Die Koalition im Land Brandenburg hat sich heute nach tagelangem Hin und Her nach der Kabinettssitzung am Dienstag, 8. Februar, auf erste Lockerungen geeinigt. Damit ändert sich die bisherige Eindämmungsverordnungen.
Die geänderte Verordnung tritt bereits am Mittwoch, 9. Februar, in Kraft und gilt zunächst bis zum Ablauf des 23. Februar.

2G im Einzelhandel in Brandenburg gekippt

Als Begründung für Lockerungen wird trotz steigender Corona-Inzidenzen auf die milden Krankheitsverläufe und die relativ entspannte Situation in den Intensivbereichen der Kliniken verwiesen.
Deshalb sollen die Restriktionen für Ungeimpfte im Einzelhandel fallen.
  • Künftig ist kein Impfstatus mehr vorzuzeigen. Bislang war das nur bei Geschäften mit Waren des täglichen Bedarfs sowie bei Apotheken der Fall.
  • Statt dessen sollen FFP2-Masken zum Schutz vor Ansteckungen vorgeschrieben werden.

Cottbus / Frankfurt (Oder)

Neue Corona-Regeln in Brandenburg – für Sport, Gastronomie und Veranstaltungen

Neben den neuen Regeln für den Einzelhandel gelten bald außerdem folgende Änderungen:
  • Die Kontaktdatenerhebung in der Gastronomie und bei Veranstaltungen wird bis auf weiteres ausgesetzt.
  • Auch die nächtliche Ausgangssperre ab einer Inzidenz über dem Wert von 750 Neuansteckungen je 100.000 Einwohner und pro Woche soll aus der Verordnung gestrichen werden.
  • Für Sport im Außenbereich wird wieder die 3G-Regel in Kraft gesetzt, dass heißt, dass Geimpfte, Genesene und Gesteste teilnehmen können.

Restaurants: 2G+ bleibt in Brandenburg bestehen

Keine Änderung gibt es für die 2Gplus-Regel in der Gastronomie. Die brandenburgische CDU hatte als erste Lockerungen eingefordert, die SPD hatte am Wochenende nachgezogen.
Der Hotel- und Gaststeättenverband Brandenburg (DEHOGA) zeigte sich am Montag enttäuscht. „Brandenburg handelt viel zu vorsichtig“, erklärte der Präsident Olaf Schöpe gegenüber moz.de.
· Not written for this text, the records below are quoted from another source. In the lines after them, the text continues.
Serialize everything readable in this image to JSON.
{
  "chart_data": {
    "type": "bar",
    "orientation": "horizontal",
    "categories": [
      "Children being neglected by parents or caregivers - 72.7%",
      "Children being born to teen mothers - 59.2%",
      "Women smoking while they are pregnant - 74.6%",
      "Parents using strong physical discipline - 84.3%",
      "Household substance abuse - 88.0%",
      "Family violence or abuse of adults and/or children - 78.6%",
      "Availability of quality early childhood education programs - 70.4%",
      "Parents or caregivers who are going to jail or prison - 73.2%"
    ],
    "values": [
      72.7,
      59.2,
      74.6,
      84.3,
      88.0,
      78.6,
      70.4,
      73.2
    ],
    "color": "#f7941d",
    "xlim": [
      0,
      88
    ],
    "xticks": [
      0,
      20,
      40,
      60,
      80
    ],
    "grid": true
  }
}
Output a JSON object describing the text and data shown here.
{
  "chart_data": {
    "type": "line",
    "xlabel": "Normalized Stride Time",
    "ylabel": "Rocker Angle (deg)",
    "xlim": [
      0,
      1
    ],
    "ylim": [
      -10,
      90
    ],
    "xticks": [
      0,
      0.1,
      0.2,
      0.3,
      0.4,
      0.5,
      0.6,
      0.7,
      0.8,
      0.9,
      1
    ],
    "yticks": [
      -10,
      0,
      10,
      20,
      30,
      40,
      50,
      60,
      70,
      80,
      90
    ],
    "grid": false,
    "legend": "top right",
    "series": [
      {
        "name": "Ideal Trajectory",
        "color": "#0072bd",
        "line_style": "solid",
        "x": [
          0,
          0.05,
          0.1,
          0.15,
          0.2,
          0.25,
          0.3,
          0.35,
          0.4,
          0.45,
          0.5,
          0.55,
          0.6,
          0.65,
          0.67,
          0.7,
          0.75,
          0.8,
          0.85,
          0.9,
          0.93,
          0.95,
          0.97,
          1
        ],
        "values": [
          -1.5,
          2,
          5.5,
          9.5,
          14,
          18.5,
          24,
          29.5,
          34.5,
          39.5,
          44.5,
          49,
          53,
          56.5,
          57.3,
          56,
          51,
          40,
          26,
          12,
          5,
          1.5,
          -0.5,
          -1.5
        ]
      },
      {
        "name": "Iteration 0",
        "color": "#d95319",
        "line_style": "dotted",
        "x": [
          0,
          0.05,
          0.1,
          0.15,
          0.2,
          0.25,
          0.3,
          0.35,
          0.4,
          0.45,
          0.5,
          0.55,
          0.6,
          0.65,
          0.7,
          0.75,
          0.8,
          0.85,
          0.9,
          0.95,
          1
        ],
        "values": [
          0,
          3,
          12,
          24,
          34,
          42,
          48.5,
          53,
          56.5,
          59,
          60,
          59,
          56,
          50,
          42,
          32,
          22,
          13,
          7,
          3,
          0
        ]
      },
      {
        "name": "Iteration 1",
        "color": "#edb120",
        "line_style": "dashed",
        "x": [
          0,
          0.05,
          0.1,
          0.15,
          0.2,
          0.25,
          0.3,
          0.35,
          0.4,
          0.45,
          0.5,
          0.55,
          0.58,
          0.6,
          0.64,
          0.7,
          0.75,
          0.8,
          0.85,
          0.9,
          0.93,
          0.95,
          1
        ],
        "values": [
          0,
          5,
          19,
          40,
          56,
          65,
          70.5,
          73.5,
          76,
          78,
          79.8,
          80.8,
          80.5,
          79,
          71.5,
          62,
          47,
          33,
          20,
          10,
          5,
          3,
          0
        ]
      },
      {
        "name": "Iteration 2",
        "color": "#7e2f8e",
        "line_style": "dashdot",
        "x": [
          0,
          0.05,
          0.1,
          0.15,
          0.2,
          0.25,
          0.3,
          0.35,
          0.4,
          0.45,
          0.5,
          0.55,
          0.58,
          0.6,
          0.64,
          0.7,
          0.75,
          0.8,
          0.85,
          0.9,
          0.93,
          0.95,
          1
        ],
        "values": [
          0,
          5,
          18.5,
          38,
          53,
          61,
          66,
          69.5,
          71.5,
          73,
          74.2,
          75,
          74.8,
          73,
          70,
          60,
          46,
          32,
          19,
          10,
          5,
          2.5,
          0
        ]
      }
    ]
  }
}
Er verwies darauf, dass andere Bundesländer wie Thüringen oder Sachsen, der Gastronomie schon wieder viel mehr Möglichkeiten einräumen. Schöpe fordert, sich vom „plus“ zu verabschieden. Noch konsequenter wären 3G-Regeln. Wenn alle sich testen lassen müssen, sei es gerechter und sicherer, erklärte er.

Auch Berlin will auf 2G-Regel im Handel verzichten

Der Senat in Berlin will ebenfalls die 2G-Regel im Einzelhandel aufheben. Das teilte die Regierende Bürgermeisterin Franziska Giffey (SPD) am Montag mit.
Omikron-Welle erfordert in vielen Bereichen angepasste Regelungen. Auch der Berliner Senat wird die Maßnahmen im Einzelhandel in seiner morgigen Sitzung besprechen und plant, die 2G-Regel im Einzelhandel zeitnah zu beenden“, sagte Giffey. „Wir werden dafür die FFP2-Maskenpflicht überall im Einzelhandel einführen, da diese Masken den besten Schutz vor Infektionen bieten.“
So sei es möglich, gleichzeitig den Handel und seine Beschäftigten zu entlasten, aber auch weiterhin für den notwendigen Schutz in der aktuellen Lage zu sorgen.
Nach der Senatssitzung am Dienstag der vergangenen Woche hatte Verkehrssenatorin und Bürgermeisterin Bettina Jarasch (Grüne) noch argumentiert, es sei der falsche Zeitpunkt, eine Debatte über das Ende der 2G-Regel im Handel zu führen. Aus Kreisen der Wirtschaft, etwa vom Handelsverband Berlin-Brandenburg hatte es bereits zuvor die Forderung gegeben, die Regelung abzuschaffen.